I learned at a dinner party in 2001. I had a good friend, Charles, who really wanted to learn to knit. He invited over his friend Dawn Benedetto, a jeweler with a studio at the Torpedo Factory. She taught us her kind of bastardized knitting. She learned to knit in one day from a book and it was the blind leading the blind. She taught us how to cast on, how to knit and purl, and how to bind off, and that was it. The next day we went off to a wool shop called Aylin’s Woolgatherer [in Falls Church] and bought some yarn and got started from there.
Has helping men learn to knit, become comfortable doing so, and forming knitting groups become a mission for you?
I wouldn’t say necessarily a mission, but it’s definitely an interest and … an opportunity. When Dan Vera and I founded [MenKnit.net] we just wanted to get some visibility for men who knit. It’s generally more recently thought of as women’s work, but there are hundreds of thousands of men who knit in this country … often forgotten by people who knit or people who talk about it. The book is an opportunity to … get some support for men who like to knit or men who want to learn.
Back in the early 1970s, Rosey Grier, the football player, helped associate needlepoint with men. Are there male celebrities who knit?
There’s a suspicious picture of Russell Crowe holding knitting needles. It’s thought that [he] knits, but there are no actual facts that say that. Laurence Fishburne is a knitter, and I may have heard somewhere that David Arquette is. A lot of [moviestars] are becoming interested because it’s a good way to pass the time between takes.
Tell me about the inspiration for some of the more unusual projects in “Knitting with Balls.”

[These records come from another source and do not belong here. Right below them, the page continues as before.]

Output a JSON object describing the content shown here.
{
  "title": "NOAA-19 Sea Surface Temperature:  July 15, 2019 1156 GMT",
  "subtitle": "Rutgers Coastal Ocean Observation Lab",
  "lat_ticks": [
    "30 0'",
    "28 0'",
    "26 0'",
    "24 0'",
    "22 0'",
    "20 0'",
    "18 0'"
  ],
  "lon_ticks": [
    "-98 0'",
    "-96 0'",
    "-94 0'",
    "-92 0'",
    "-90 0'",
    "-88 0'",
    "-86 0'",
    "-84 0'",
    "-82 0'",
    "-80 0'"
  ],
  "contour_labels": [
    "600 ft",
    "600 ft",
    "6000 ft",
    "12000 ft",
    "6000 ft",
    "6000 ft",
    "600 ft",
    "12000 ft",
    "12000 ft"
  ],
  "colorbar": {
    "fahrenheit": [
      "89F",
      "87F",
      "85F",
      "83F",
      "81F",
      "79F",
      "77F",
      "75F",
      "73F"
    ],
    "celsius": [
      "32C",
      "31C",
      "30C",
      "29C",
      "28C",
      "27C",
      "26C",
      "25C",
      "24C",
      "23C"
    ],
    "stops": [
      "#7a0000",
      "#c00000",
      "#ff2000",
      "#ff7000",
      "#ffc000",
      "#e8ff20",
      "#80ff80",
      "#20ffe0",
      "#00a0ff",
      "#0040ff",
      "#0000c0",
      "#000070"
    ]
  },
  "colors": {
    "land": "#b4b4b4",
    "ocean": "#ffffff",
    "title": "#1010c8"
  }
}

Two things were going through my head whileI was writing the book. One was that there aren’t a lot of patterns out there for guys. Typically, if you walk into a yarn shop, you’ll find kind of a unisex scarf, a unisex hat, a general, flat, easy stockinette stitch pullover. I really wanted to design things that were a little bit … out there; kind of unexpected for guys to make for themselves. That had to run the gamut of the beer cosy — which is a great skillbuilder; you learn these new techniques fast — to the laptop cover-which is practical. I wanted a nice balance of clever and interesting that would advance the techniques that are taught in the book. Because guys don’t have a lot of choices when it comes to making things, I wanted to offer a nice amount of choices: between yarns, between speed of completion, [between levels of technical difficulty].
Are you working on a new book?
Something new will probably be coming out in early spring of 2008.
It’s going to have a nice selection of styles; it will be more technique-based and include tips I’ve picked up along the way. It will take “Knitting With Balls” to the next level. I’m also doing a fair amount of teaching evenings and weekends at Knit Happens in Alexandria. I also travel and teach.
Where are your favorite Washington places to knit?
I love to sit in Dupont Circle and knit. I live near Logan Circle, so [it] is convenient. I host two knitting groups that meet in the city, at the Caribou at 14th and Rhode Island. It’s also fun to go to the Warehouse Theater downtown. But when I’m doing work, I do it at home.